Monday 2nd April 2018
quotequote all
jmorgan said:
They were not sure where it was going down, Pacific is rather large, what are the chances of someone catching the event?
I'd say reasonably high. Mir came down over the Pacific Ocean in 2001 and that event was caught on camera - in an era before mobile phone footage. So, I reckon it might very well have been caught on camera. I'm keeping an eye on You Tube to see if anything turns up.

Mir Re-Entry


https://www.youtube.com/watch?v=h902KJb0cfE

funkyrobot

18,789 posts

235 months

Monday 2nd April 2018
quotequote all
Eric Mc said:
jmorgan said:
They were not sure where it was going down, Pacific is rather large, what are the chances of someone catching the event?
I'd say reasonably high. Mir came down over the Pacific Ocean in 2001 and that event was caught on camera - in an era before mobile phone footage. So, I reckon it might very well have been caught on camera.

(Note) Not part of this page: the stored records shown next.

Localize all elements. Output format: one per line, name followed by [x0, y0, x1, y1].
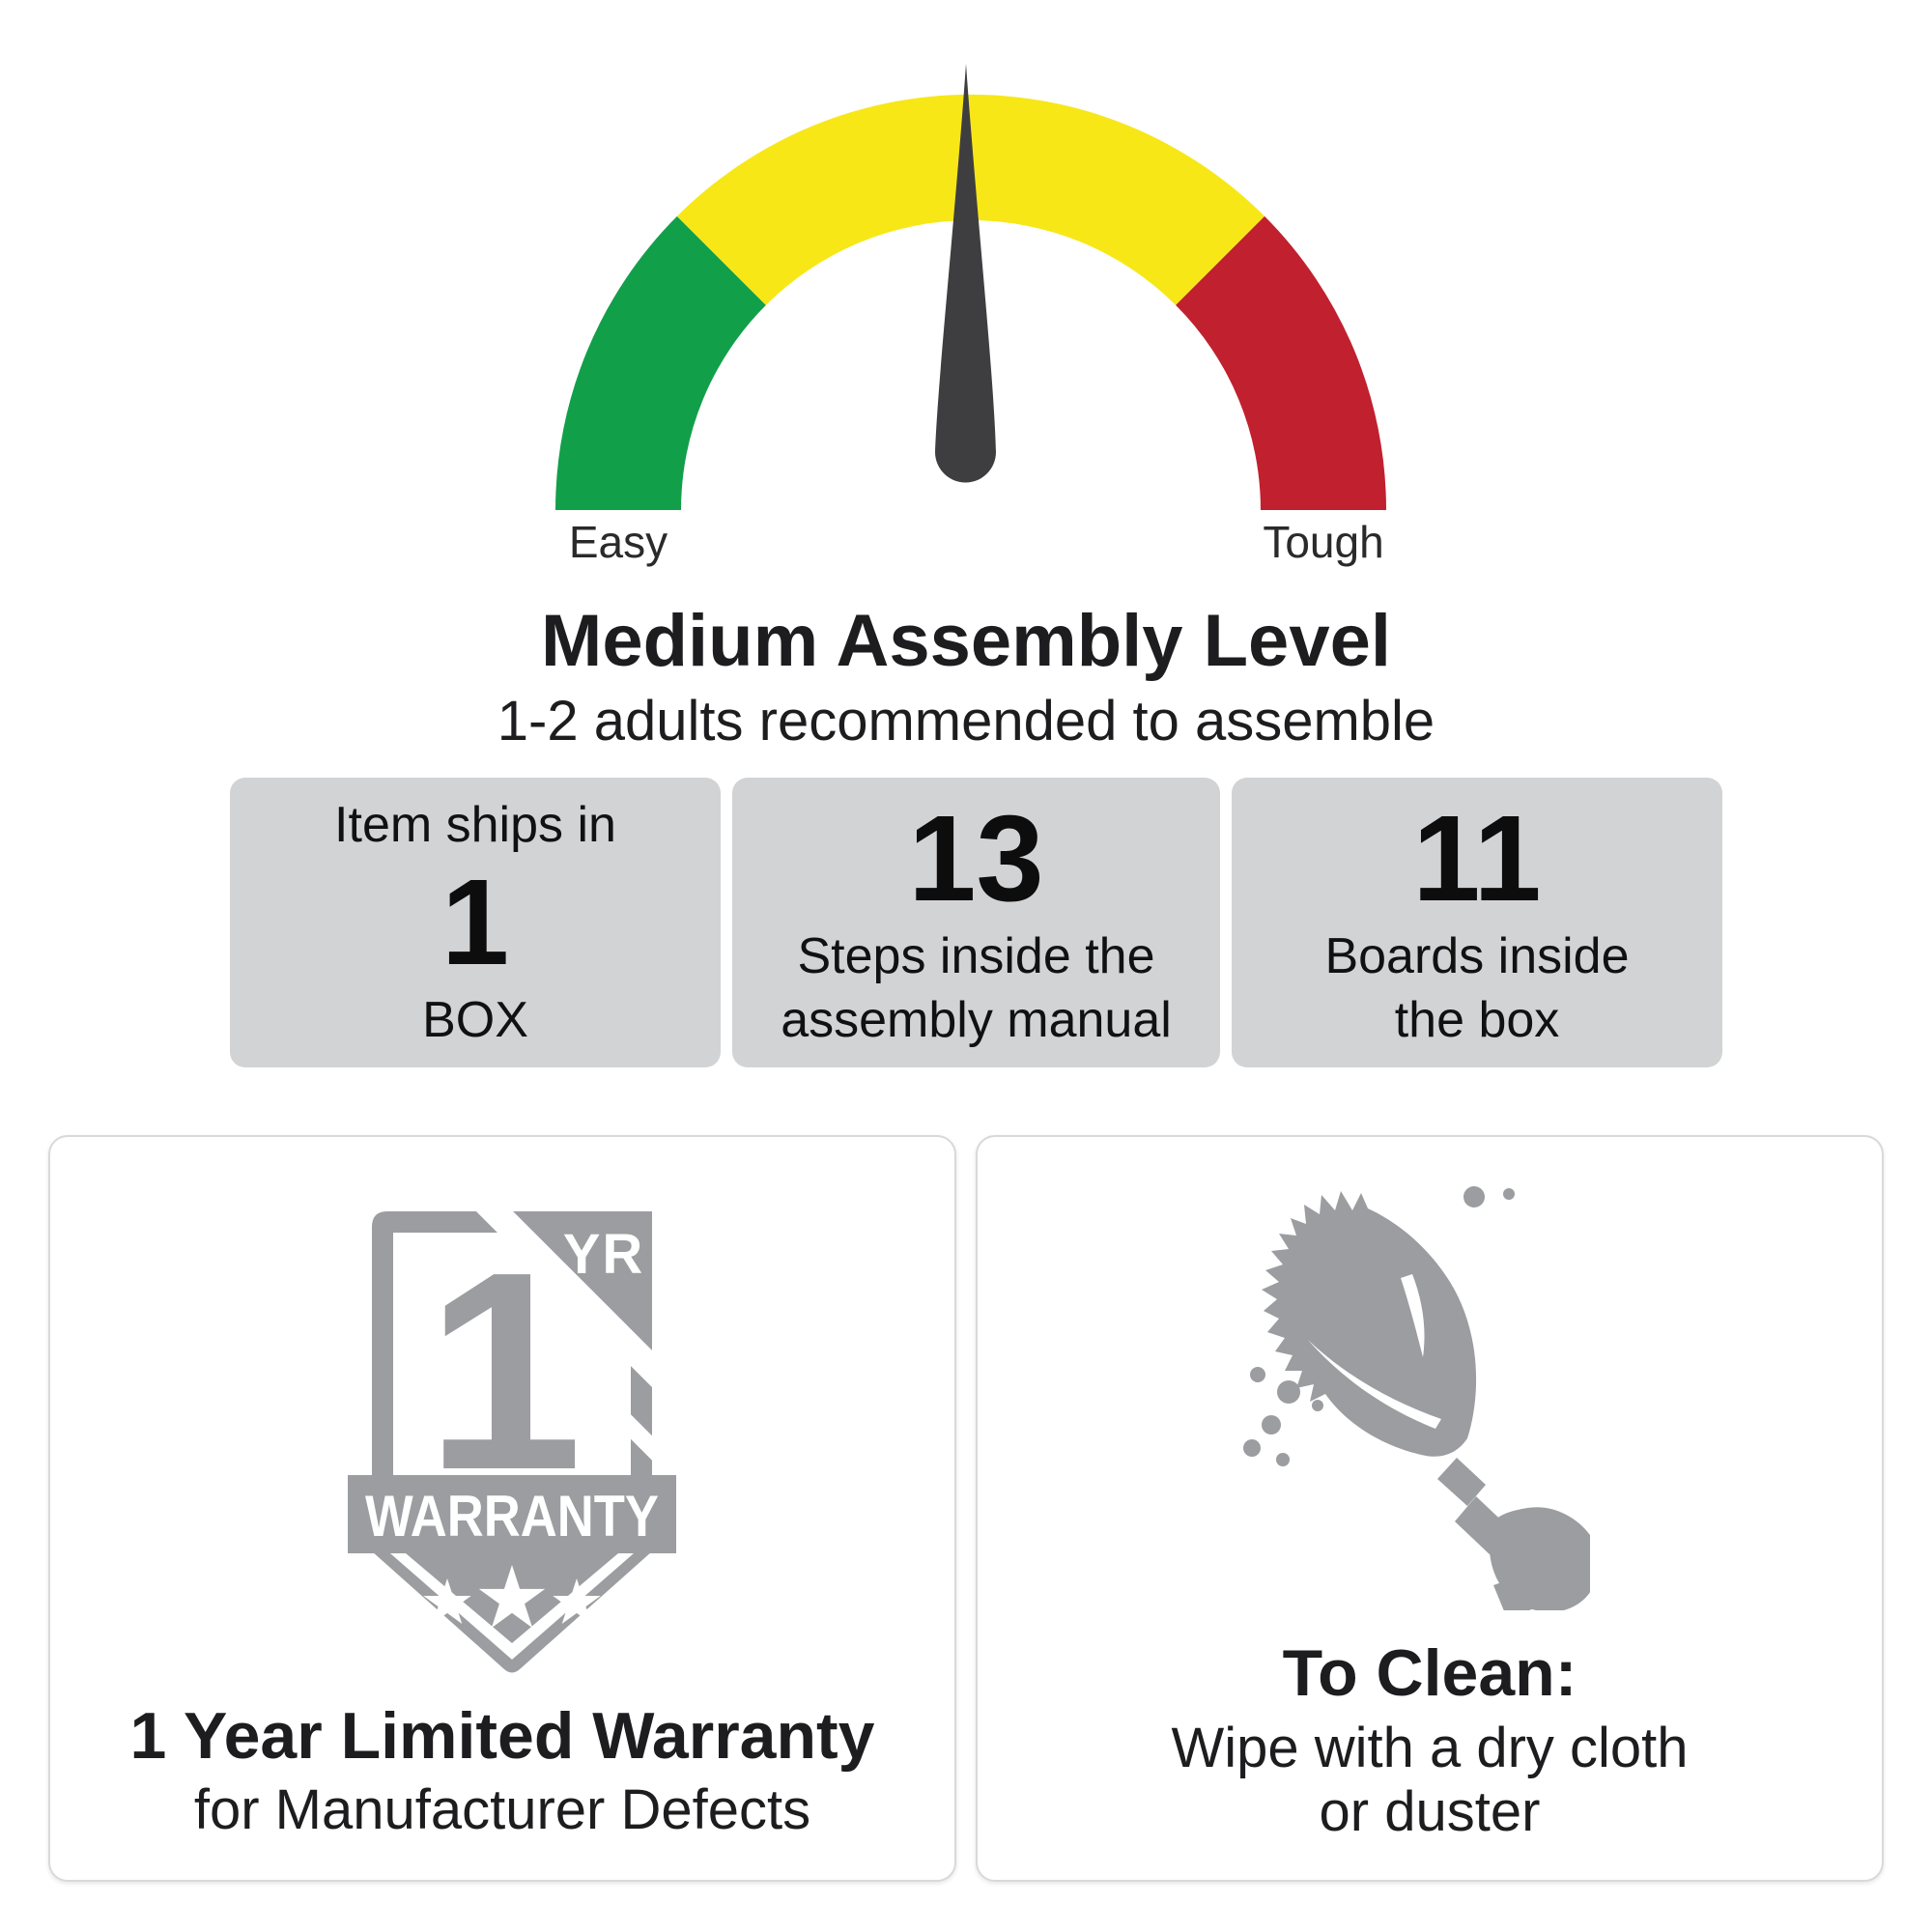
gauge-label-tough: Tough — [1263, 517, 1384, 567]
gauge-green-segment — [555, 215, 766, 510]
box-line: Boards inside — [1324, 928, 1630, 984]
gauge-red-segment — [1176, 215, 1386, 510]
boards-box: 11 Boards inside the box — [1232, 778, 1722, 1067]
warranty-badge-icon: 1 YR WARRANTY — [348, 1211, 676, 1673]
assembly-level-subtitle: 1-2 adults recommended to assemble — [497, 690, 1435, 753]
box-line: Steps inside the — [797, 928, 1155, 984]
clean-title: To Clean: — [1282, 1636, 1577, 1710]
box-number: 1 — [440, 854, 510, 990]
warranty-title: 1 Year Limited Warranty — [129, 1699, 875, 1773]
ships-in-box: Item ships in 1 BOX — [230, 778, 721, 1067]
difficulty-gauge — [555, 64, 1386, 510]
duster-icon — [1243, 1186, 1590, 1610]
clean-line1: Wipe with a dry cloth — [1171, 1717, 1689, 1779]
box-line: the box — [1394, 992, 1560, 1048]
box-line: BOX — [422, 992, 528, 1048]
box-line: assembly manual — [781, 992, 1172, 1048]
assembly-level-title: Medium Assembly Level — [541, 600, 1391, 682]
cleaning-card: To Clean: Wipe with a dry cloth or duste… — [976, 1135, 1884, 1882]
box-number: 11 — [1412, 790, 1542, 926]
box-number: 13 — [908, 790, 1044, 926]
box-pre-label: Item ships in — [334, 797, 616, 853]
warranty-card: 1 YR WARRANTY 1 Year Limited Warranty fo… — [48, 1135, 956, 1882]
steps-box: 13 Steps inside the assembly manual — [732, 778, 1220, 1067]
badge-banner-label: WARRANTY — [365, 1484, 659, 1548]
badge-yr-label: YR — [563, 1223, 645, 1286]
gauge-needle-icon — [935, 64, 996, 483]
gauge-label-easy: Easy — [568, 517, 668, 567]
warranty-subtitle: for Manufacturer Defects — [193, 1778, 811, 1841]
clean-line2: or duster — [1319, 1780, 1541, 1843]
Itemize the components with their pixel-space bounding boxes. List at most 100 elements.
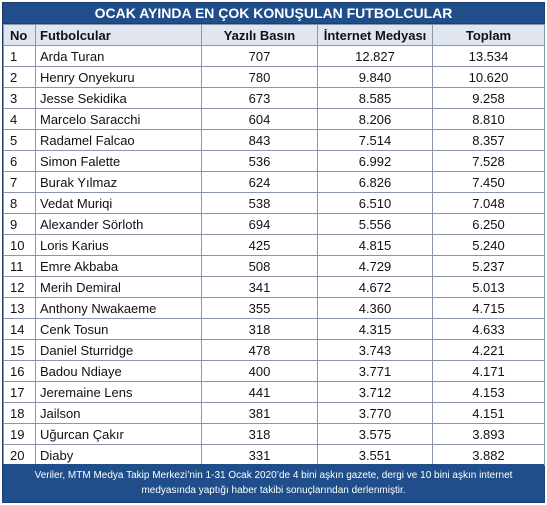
cell-rank: 13 (3, 297, 36, 319)
cell-print-media: 780 (201, 66, 318, 88)
cell-player-name: Burak Yılmaz (35, 171, 202, 193)
cell-rank: 5 (3, 129, 36, 151)
cell-print-media: 318 (201, 318, 318, 340)
cell-internet-media: 4.672 (317, 276, 433, 298)
cell-player-name: Loris Karius (35, 234, 202, 256)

I'm keeping an eye on You Tube to see if anything turns up.

Mir Re-Entry


https://www.youtube.com/watch?v=h902KJb0cfE
That vid was being used as the Tiangong 1 footage yesterday. hehe

jmorgan

Original Poster:

36,010 posts

291 months

Tuesday 3rd April 2018
quotequote all
Found this interesting
https://twitter.com/planet4589

Some commentary on one vid touted that was from Transformers....

Interesting read anyway. Jonathan McDowell, Astronomer.


Should be a sticky for interesting links.